Regardless of his position as class president or team captain, Kinley felt a duty to be an instrument of actionable change as a Black man in America. Failing to do so would be akin to staying silent during these times of unrest, he said.

“Love that guy,” senior slotback Myles Fells said. “To see him juggle all these things, being class president, being a huge leader and team captain on the football team, the things he does in his own community, all the different community service things that he does outside of football, I’m so proud to call him my brother. We all call him ‘Attention On Deck’ because that’s the captain, that’s the boss right there. I’m looking forward to when we run for president [and] vice president. So stay tuned, Kinley-Fells!”

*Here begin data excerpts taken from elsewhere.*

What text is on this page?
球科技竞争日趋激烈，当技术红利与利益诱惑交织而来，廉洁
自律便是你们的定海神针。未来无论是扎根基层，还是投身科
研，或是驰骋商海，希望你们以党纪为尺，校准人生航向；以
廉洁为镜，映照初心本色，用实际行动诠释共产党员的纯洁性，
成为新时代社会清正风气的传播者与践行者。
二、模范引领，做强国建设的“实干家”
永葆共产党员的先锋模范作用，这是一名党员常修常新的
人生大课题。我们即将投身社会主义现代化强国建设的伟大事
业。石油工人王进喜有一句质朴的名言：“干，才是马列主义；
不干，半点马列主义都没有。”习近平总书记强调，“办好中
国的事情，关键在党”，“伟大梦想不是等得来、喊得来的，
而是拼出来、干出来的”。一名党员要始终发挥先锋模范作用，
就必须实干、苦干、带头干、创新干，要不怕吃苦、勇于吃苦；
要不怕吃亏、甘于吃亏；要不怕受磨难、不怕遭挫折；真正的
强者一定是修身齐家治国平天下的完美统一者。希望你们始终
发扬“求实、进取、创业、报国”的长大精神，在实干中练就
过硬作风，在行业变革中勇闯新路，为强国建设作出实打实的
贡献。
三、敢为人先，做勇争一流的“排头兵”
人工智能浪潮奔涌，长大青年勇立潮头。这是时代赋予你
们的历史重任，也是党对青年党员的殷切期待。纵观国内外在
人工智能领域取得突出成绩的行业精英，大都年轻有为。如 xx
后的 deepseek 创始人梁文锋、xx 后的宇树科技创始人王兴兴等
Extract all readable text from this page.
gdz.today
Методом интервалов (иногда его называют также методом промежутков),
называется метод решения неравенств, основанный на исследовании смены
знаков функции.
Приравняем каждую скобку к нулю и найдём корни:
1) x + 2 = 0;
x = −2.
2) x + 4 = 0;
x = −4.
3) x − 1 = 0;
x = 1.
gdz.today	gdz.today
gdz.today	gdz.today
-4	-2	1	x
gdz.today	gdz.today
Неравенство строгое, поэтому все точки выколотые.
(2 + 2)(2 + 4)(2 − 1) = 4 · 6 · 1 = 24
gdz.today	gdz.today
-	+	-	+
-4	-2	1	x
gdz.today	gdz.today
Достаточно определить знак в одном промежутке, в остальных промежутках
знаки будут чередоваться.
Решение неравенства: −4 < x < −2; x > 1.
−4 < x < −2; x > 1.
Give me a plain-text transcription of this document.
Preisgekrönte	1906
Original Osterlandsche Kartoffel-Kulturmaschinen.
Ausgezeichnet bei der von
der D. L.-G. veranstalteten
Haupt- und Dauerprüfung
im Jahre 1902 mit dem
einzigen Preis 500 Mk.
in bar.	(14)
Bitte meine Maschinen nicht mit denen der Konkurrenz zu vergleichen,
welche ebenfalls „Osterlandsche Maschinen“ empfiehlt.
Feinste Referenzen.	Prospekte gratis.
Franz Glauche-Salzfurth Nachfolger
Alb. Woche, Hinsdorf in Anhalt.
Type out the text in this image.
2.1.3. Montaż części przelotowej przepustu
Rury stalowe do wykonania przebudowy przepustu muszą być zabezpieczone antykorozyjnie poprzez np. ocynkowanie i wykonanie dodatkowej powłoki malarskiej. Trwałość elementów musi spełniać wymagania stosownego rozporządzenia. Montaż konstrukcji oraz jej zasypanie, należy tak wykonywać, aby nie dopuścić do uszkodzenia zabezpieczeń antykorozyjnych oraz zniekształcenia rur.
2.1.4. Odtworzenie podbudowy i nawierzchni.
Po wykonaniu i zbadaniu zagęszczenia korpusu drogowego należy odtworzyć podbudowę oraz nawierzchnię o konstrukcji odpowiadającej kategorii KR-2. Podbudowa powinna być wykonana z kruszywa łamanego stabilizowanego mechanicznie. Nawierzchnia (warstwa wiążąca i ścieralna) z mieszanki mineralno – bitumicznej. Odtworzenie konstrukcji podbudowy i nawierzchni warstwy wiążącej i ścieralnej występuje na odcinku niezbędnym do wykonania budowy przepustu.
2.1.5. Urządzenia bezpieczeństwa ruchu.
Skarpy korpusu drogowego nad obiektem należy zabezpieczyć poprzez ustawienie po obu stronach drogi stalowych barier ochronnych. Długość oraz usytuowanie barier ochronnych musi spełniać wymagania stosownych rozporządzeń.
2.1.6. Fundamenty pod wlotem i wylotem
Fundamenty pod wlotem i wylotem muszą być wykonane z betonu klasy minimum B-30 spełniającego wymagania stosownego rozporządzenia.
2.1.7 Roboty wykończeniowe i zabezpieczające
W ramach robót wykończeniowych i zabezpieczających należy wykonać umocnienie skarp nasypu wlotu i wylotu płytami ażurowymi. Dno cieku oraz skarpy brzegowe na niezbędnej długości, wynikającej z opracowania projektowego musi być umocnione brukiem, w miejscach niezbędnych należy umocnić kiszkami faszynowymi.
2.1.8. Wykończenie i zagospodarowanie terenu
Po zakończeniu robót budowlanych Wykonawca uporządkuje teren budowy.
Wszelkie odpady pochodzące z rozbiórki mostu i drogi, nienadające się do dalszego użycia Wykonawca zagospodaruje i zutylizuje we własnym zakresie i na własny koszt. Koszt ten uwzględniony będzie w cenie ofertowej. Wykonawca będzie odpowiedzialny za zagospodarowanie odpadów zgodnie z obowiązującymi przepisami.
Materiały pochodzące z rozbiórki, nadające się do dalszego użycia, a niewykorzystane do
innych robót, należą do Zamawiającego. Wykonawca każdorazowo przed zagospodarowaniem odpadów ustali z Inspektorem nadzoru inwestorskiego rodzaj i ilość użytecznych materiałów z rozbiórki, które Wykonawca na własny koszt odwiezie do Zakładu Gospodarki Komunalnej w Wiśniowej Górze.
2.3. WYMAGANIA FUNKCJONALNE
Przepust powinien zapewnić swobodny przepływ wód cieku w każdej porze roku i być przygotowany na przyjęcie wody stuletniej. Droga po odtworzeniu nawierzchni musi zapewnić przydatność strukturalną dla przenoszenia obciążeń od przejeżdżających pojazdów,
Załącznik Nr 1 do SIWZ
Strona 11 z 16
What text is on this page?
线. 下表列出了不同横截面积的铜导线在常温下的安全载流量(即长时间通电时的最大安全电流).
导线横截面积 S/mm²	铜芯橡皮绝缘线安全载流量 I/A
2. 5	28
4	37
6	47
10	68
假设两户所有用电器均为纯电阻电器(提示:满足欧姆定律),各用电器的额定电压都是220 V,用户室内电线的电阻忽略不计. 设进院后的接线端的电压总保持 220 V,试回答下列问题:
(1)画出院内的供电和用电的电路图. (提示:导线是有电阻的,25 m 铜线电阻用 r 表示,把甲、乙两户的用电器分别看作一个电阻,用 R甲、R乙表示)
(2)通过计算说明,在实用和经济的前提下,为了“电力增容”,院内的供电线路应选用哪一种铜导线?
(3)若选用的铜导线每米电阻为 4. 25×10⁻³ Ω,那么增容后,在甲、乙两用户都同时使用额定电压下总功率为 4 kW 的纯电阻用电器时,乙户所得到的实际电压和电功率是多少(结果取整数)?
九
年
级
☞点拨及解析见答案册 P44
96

Juggling all of that can take a toll physically and mentally. Paying attention to and being involved in social justice activism can be draining, and Kinley needed to find some balance. While isolating amid the novel coronavirus pandemic, he began to meditate and started journaling to relieve stress. There are plenty of calls to his parents and siblings, and his faith provides a steadying force when things feel overwhelming. And then there are always the soothing sounds of the Isley Brothers, New Edition, the Whispers and other old-school R&B groups.

Kinley recently read “The Power of Favor” by Joel Osteen to better understand both the blessings he has received and the responsibility that comes with them.

“To be a football player and to receive that award is awesome,” Navy Coach Ken Niumatalolo said of the class presidency. “Everybody at the academy, we’re all busy — all the different sports, all the extracurricular activities. So to receive that award, to be voted on, that’s a pretty cool deal. Also, to be Black is awesome. In a predominantly White school, I think it’s a pretty big honor. … I think it’s pretty sweet in a lot of different ways.”

As Navy starts its season Monday night against BYU in Annapolis, it will be the beginning of the end of Kinley’s career as a football player. It already has been a strange final season after the pandemic forced everyone to leave campus in the spring, then brought back and locked down in an attempt to keep the virus outside the Naval Academy’s walls. So that has been different, but it also closes a circle that seemed destined for Kinley.

His grandfather and cousin were in the Navy, and in elementary school Kinley wrote an essay about what it meant to be a Naval Academy athlete. The family had no ties to the academy at the time, and Candace Kinley still doesn’t know where the idea came from. Years later, Navy was one of the first schools to offer Kinley a scholarship, and both he and his mom immediately remembered that essay.

Four years later, Kinley is a team captain and a class president, even though his mom had to nudge him into running in the first place. All of those experiences, plus a class that took a trip to the White House, have him envisioning taking up residence at 1600 Pennsylvania Ave.

“I told him, ‘Don’t be scared to go for things that may seem out of reach for you,’ ” Candace Kinley said.